Activité de dictée :
Les cartes étudiées peuvent être dictées aux élèves, telles quelles ou en introduisant des changements dans les paradigmes grammaticaux (remplacer un adjectif par un autre par ex.), ou en agrandissant/réduisant la phrase.
 

Progression :
– trier un corpus de cartes selon le nombre
– trier un corpus de cartes selon le genre
– trier un corpus de cartes selon le genre et le nombre
– proposer les cartes dont le genre ou le nombre sont facilement identifiables par le déterminant et sans ambiguïté de sens
– introduire des cartes avec des déterminants moins courants
– introduire le cartes avec une notion de pluriel plus difficile à percevoir (« de la pluie », « aucun regret », « le sable », « un duo », « une fourmilière »)

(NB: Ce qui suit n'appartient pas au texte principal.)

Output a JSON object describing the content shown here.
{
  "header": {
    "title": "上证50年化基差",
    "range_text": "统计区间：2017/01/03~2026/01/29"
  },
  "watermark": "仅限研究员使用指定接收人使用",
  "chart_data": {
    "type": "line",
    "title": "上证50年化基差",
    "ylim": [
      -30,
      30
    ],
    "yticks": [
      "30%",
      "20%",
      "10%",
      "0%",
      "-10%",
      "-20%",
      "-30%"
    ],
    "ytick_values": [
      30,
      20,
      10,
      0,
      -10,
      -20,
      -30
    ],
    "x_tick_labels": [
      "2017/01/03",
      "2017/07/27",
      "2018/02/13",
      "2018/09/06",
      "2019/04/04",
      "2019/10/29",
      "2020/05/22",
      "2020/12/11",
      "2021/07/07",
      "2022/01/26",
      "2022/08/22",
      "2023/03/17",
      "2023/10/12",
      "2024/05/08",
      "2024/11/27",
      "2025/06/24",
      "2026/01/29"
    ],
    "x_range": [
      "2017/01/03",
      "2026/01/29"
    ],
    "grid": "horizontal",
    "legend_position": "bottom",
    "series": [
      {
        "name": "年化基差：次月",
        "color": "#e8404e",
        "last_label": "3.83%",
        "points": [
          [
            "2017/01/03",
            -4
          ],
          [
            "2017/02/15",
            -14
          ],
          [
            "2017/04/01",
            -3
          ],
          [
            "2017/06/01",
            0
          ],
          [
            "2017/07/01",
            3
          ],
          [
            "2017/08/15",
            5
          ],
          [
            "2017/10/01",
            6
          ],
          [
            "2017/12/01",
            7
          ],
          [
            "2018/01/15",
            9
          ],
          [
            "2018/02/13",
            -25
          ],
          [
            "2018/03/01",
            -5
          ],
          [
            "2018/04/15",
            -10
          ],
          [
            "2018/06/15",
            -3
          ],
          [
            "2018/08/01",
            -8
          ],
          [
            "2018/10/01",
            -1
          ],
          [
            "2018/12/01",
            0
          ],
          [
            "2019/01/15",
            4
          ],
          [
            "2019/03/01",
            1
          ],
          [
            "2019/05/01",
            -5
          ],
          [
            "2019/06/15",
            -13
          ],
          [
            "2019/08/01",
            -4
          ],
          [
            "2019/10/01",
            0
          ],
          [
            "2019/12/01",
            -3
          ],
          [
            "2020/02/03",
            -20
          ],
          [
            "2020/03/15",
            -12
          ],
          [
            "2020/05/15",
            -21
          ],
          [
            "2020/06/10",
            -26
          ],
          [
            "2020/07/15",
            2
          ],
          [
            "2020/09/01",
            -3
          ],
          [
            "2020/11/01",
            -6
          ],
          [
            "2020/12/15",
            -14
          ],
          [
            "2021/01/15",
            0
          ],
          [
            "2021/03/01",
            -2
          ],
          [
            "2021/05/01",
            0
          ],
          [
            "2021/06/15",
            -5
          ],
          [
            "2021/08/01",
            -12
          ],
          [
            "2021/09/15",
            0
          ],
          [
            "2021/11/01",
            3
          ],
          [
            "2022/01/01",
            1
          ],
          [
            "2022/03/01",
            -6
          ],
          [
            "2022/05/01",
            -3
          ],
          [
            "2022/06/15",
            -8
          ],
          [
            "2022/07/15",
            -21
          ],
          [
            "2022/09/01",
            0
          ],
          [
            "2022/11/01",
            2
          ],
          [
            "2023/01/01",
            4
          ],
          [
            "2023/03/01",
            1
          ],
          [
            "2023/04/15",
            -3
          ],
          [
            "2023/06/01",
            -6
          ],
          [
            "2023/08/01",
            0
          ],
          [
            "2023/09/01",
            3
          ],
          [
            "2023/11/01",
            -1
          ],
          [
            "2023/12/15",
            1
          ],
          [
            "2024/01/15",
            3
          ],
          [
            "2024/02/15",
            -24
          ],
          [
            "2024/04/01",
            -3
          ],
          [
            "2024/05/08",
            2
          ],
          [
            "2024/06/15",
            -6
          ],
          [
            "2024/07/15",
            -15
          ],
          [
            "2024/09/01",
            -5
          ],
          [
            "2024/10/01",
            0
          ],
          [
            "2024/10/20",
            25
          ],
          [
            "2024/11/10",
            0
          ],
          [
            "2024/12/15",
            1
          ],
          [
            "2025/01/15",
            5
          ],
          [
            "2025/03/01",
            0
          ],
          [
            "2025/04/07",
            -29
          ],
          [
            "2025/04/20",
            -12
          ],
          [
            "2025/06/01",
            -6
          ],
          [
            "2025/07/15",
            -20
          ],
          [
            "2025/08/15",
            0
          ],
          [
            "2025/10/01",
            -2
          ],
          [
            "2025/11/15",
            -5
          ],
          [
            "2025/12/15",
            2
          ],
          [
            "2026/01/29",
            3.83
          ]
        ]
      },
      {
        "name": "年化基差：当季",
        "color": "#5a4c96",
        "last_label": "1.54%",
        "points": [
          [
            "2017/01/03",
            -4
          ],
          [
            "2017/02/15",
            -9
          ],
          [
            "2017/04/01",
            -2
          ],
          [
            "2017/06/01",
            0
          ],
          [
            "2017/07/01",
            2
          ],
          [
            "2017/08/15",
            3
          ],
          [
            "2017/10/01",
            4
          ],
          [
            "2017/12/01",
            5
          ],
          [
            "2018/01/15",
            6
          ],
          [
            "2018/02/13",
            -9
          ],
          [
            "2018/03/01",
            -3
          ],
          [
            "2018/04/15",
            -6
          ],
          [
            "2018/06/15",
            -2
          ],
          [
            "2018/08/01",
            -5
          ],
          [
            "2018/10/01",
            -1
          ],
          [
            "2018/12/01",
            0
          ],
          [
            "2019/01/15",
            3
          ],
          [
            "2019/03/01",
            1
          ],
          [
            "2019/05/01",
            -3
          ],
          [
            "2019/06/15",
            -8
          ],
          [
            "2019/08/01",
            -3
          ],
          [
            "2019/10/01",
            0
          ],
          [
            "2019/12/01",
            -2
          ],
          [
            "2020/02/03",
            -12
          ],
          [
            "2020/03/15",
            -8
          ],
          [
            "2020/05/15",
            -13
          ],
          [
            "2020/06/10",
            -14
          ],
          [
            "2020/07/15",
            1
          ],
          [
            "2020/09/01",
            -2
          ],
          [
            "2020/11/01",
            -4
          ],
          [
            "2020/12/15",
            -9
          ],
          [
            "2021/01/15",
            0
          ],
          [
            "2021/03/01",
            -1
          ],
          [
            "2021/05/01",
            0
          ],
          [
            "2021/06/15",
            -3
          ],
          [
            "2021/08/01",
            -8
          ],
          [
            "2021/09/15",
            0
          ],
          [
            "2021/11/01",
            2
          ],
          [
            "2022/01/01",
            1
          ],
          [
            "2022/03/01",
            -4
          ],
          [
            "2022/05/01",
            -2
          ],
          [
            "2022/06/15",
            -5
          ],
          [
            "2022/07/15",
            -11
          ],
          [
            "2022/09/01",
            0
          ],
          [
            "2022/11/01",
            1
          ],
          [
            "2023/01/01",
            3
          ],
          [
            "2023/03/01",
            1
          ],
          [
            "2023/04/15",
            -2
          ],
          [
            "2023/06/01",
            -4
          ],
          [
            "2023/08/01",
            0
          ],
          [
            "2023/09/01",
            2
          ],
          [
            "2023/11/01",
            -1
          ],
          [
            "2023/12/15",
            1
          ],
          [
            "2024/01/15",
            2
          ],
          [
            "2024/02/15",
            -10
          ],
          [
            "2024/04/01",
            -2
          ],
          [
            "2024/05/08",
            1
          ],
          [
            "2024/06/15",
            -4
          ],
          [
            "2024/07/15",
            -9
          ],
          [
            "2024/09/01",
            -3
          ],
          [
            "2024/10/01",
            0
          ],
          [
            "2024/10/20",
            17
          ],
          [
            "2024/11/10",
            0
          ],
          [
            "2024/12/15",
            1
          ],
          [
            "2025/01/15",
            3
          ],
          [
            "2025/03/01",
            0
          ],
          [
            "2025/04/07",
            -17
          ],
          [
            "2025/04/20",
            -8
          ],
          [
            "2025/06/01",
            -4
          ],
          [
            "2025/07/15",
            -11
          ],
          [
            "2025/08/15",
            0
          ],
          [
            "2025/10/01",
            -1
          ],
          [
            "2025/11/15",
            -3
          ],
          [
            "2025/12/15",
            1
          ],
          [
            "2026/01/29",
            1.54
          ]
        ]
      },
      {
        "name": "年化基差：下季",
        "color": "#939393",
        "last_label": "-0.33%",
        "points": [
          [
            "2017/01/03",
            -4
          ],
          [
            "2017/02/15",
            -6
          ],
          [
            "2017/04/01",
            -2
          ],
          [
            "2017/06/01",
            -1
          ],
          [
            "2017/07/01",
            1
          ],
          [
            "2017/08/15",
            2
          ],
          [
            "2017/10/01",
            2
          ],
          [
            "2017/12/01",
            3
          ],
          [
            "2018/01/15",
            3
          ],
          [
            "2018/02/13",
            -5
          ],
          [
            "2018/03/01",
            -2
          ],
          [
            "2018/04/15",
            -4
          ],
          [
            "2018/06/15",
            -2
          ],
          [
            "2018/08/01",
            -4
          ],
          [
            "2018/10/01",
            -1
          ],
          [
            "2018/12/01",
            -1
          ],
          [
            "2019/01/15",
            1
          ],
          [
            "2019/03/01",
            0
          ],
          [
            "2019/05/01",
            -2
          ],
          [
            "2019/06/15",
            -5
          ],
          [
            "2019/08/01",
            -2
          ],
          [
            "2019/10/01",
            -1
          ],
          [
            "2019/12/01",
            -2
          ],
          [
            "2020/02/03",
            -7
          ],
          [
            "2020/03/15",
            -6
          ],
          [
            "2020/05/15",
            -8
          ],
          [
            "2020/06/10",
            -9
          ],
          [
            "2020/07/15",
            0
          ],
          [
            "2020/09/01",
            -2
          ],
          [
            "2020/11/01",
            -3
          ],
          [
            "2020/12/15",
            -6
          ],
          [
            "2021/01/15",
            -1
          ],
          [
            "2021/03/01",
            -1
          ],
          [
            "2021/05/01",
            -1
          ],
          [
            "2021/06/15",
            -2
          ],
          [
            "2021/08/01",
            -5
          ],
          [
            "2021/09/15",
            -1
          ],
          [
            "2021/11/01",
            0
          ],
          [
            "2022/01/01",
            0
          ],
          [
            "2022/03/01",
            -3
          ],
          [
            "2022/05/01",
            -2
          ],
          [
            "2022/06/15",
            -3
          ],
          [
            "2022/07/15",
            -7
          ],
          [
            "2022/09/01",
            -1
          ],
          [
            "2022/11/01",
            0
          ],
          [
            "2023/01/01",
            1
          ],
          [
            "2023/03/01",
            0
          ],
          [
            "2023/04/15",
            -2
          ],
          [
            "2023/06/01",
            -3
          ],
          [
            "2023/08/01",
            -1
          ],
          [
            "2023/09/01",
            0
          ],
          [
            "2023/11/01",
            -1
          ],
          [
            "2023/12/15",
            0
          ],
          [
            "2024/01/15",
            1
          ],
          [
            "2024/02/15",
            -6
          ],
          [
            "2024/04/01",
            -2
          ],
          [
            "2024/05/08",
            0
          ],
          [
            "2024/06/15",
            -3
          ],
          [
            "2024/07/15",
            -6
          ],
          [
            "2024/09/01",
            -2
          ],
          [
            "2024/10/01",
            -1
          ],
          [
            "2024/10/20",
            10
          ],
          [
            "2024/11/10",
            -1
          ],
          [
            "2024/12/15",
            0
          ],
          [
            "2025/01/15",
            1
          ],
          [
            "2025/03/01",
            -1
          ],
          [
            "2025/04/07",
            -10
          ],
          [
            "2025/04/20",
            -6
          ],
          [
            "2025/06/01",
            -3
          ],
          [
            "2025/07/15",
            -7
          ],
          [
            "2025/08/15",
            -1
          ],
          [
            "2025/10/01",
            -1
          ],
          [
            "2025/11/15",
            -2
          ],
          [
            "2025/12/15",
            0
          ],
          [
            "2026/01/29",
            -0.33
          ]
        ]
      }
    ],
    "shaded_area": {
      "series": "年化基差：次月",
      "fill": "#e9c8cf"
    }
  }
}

Anticipation des difficultés :
– Le genre humain homme/femme n’est qu’une représentation grammaticale particulière. En effet, le genre grammaticale appartient à la langue et est arbitraire : une table n’est pas une femme. Attention donc à ne pas aborder la notion de genre par du tri sur un corpus de métiers par exemple ou d’utiliser des pictogramme d’hommes et de femmes pour induire ce type de tri.
– Le nombre peut aussi n’avoir qu’une expression grammaticale, c’est-à-dire avec des répercussions morphologiques sur les mots environnants (par ex. le singulier) en exprimant pourtant parfois une quantité : « un duo », « du sable », « une fourmilière ».
Le genre et le nombre sont des notions utiles à l’orthographe, et se jouent parfois de la représentation réelle.
– Le nombre est porté par le déterminant, et non pas par les mots proches : « un gâteau aux pommes » est du singulier même si « pommes » est au pluriel.
– l’élision  » l’  » ne donne pas directement d’indication sur le genre. On peut alors trouver une autre façon de dire, c’est-à-dire en utilisant un autre déterminant (un ou une) pour identifier le genre.
– un objet très grand peut-être au singulier : une planète.
– un objet unique (au niveau du sens) peut-être au pluriel : « tes lunettes ».
– au contraire, un objet qui est double dans la réalité peut-être au singulier : « une paire de chaussures ».
– les concepts au aussi un genre et un nombre : « plusieurs idées ».
– l’évocation d’une grande quantité peut-être au singulier : « de la neige ».


Aides possibles :
– Guider les tris de façon plus explicite : un seul ou plusieurs, pour les tris sur le nombre. Attention cependant à ne pas en faire une règle par la suite, pour comprendre la subtilité d’une « fourmilière » par exemple.
– Guider les observations vers les déterminants.
– Lors des transpositions du pluriel au singulier, faire décrire les marques du pluriel, elles seront plus facile à supprimer ensuite.
– Lors des transpositions du singulier au pluriel, faire anticiper les mots sur lesquels vont porter les changements : va-t-on simplement ajouter une marque du pluriel et/ou changer un déterminant aussi.
– Faire des analogie par exemple entre la fourmilière et la maison des fourmis, maison étant plus simple à identifier comme singulier pouvant dans le réel regrouper plusieurs éléments.